Luis Navarrete Carvacho (27 September 1925 – 30 November 2006) is a Chilean politician who served as deputy.

== Early life and family ==
Luis Navarrete Carvacho was born on 27 September 1925 in Pocuro, a locality of Los Andes. He married Silvia Muñoz, and they had two children. One of them, Gonzalo Navarrete Muñoz, served as mayor of Lo Prado between 2004 and 2016.

He completed his primary education at Escuela "Guillermo Matte" and later attended the Internado Nacional Barros Arana in Santiago.
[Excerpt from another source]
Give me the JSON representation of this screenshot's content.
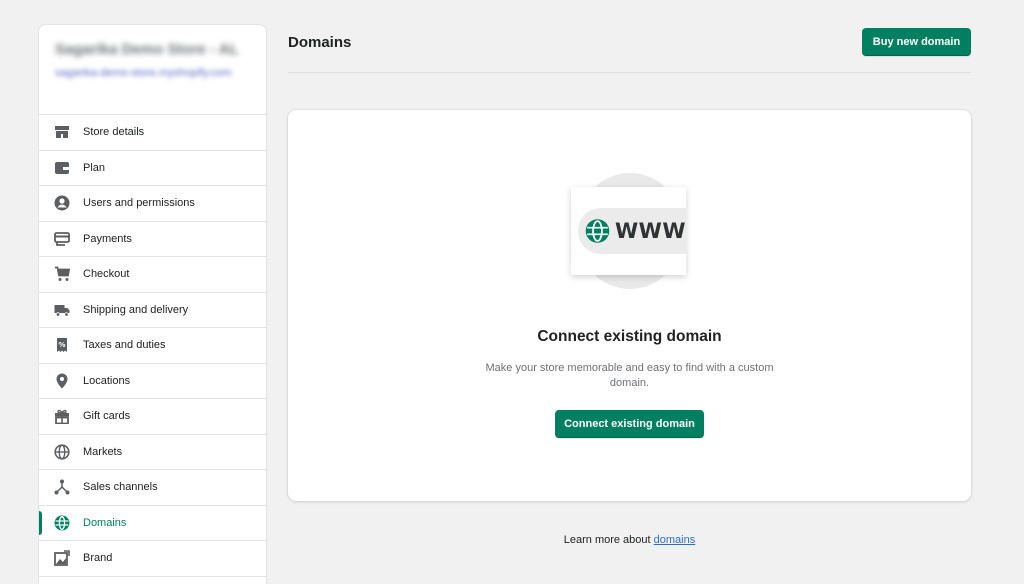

He subsequently entered the Military School of Chile and remained in the Chilean Army until 1962, when he voluntarily retired with the rank of Major.

After retiring from the army, he joined the Compañía de Petróleos de Chile (COPEC), eventually becoming head of the Linares plant.

== Political career ==
He began his political activities in 1974 when he was appointed mayor of Linares, serving until 1981.

In 1981, he was appointed mayor of Ñuñoa, holding office until 1 December 1987.

From March 1988 to March 1989, he served as Regional Ministerial Secretary of Government in the Seventh Region.

In 1989, he was elected Deputy as an independent (List B) within the Democracy and Progress electoral pact, representing District No. 39 (Linares, Colbún, San Javier, Villa Alegre, and Yerbas Buenas), Seventh Region, for the 1990–1994 term. He obtained 15,452 votes (18.40% of the validly cast ballots).

He was elected mayor of Linares in the 2000 municipal elections, obtaining 13,462 votes (35.08%).

== Death ==
He died in Santiago on 30 November 2006.